The Marine Corps knows what it wants, especially in the SOC arena.
Gus's input about how the process works is great. Sometimes, especially when things are designed by a committee, you end up with something that looks like a duck-billed platypus as the old joke goes. This is true even within a relatively small, tight organization like the Marine Corps.
BUT, this is going to be less true within the MARSOC community. These guys know EXACTLY what they want, and why, and they have good reasons for it.
The cadre of that bunch are world class shooters, have been to pretty much every one of the top-line shooting schools like Gunsite, and have probably shot every pistol in existence. They know what they are talking about.

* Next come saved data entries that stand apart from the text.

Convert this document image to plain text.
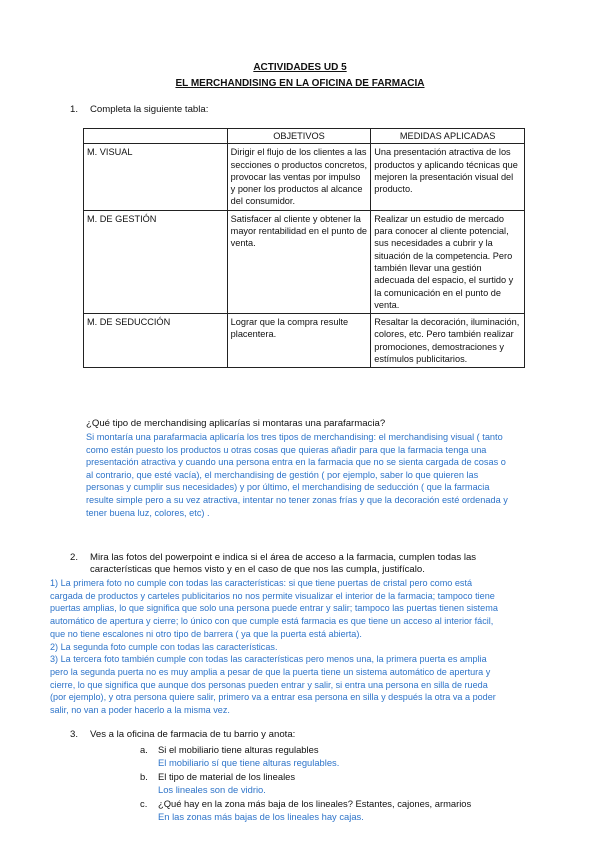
ACTIVIDADES UD 5
EL MERCHANDISING EN LA OFICINA DE FARMACIA
1. Completa la siguiente tabla:
	OBJETIVOS	MEDIDAS APLICADAS
M. VISUAL	Dirigir el flujo de los clientes a las secciones o productos concretos, provocar las ventas por impulso y poner los productos al alcance del consumidor.	Una presentación atractiva de los productos y aplicando técnicas que mejoren la presentación visual del producto.
M. DE GESTIÓN	Satisfacer al cliente y obtener la mayor rentabilidad en el punto de venta.	Realizar un estudio de mercado para conocer al cliente potencial, sus necesidades a cubrir y la situación de la competencia. Pero también llevar una gestión adecuada del espacio, el surtido y la comunicación en el punto de venta.
M. DE SEDUCCIÓN	Lograr que la compra resulte placentera.	Resaltar la decoración, iluminación, colores, etc. Pero también realizar promociones, demostraciones y estímulos publicitarios.
¿Qué tipo de merchandising aplicarías si montaras una parafarmacia?
Si montaría una parafarmacia aplicaría los tres tipos de merchandising: el merchandising visual ( tanto
como están puesto los productos u otras cosas que quieras añadir para que la farmacia tenga una
presentación atractiva y cuando una persona entra en la farmacia que no se sienta cargada de cosas o
al contrario, que esté vacía), el merchandising de gestión ( por ejemplo, saber lo que quieren las
personas y cumplir sus necesidades) y por último, el merchandising de seducción ( que la farmacia
resulte simple pero a su vez atractiva, intentar no tener zonas frías y que la decoración esté ordenada y
tener buena luz, colores, etc) .
2. Mira las fotos del powerpoint e indica si el área de acceso a la farmacia, cumplen todas las
características que hemos visto y en el caso de que nos las cumpla, justifícalo.
1) La primera foto no cumple con todas las características: si que tiene puertas de cristal pero como está
cargada de productos y carteles publicitarios no nos permite visualizar el interior de la farmacia; tampoco tiene
puertas amplias, lo que significa que solo una persona puede entrar y salir; tampoco las puertas tienen sistema
automático de apertura y cierre; lo único con que cumple está farmacia es que tiene un acceso al interior fácil,
que no tiene escalones ni otro tipo de barrera ( ya que la puerta está abierta).
2) La segunda foto cumple con todas las características.
3) La tercera foto también cumple con todas las características pero menos una, la primera puerta es amplia
pero la segunda puerta no es muy amplia a pesar de que la puerta tiene un sistema automático de apertura y
cierre, lo que significa que aunque dos personas pueden entrar y salir, si entra una persona en silla de rueda
(por ejemplo), y otra persona quiere salir, primero va a entrar esa persona en silla y después la otra va a poder
salir, no van a poder hacerlo a la misma vez.
3. Ves a la oficina de farmacia de tu barrio y anota:
a. Si el mobiliario tiene alturas regulables
El mobiliario sí que tiene alturas regulables.
b. El tipo de material de los lineales
Los lineales son de vidrio.
c. ¿Qué hay en la zona más baja de los lineales? Estantes, cajones, armarios
En las zonas más bajas de los lineales hay cajas.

One thing to keep in mind, the requirements for a MARSOC pistol are different than for a standard military sidearm. Everywhere else, a pistol is considered to be a self-defense weapon, and a last ditch one at that. If an officer or Staff NCO has to draw his Beretta and get in the gunfight, things have gone seriously bad.
Not so in the SOC environment. The SOC pistol is considered an OFFENSIVE weapon. On a Direct Action mission, when a shooter's carbine (whatever it is) goes down, he is expected to transition to the pistol and continue the attack just as aggressively, and knock down bad guys just as fast and hard. And if the pistol goes down, he better be ready to bust heads with it.
The 20,000 round count is not a joke. I went through the entire MEU(SOC) shooting workup. The platoon involved was armed with the MEU(SOC) .45s. They didn't have extras laying around so my team had to do the workup and deploy with Berettas. As I posted in the Beretta 92 thread, none of our 4 brand new Berettas made it even halfway through the course before they broke. All of them. And I'm not making that up or remembering wrong.
They shoot the $*%$^ out of those pistols. Actually I'm surprised the round count was that low. If a SOC pistol breaks every 20K rounds, it would basically have to be rebuilt or replaced after every deployment, or maybe two.
The MARSOC guys speak loudly and clearly within the Marine Corps. If they thought a polymer frame wondergun was better, they would have them.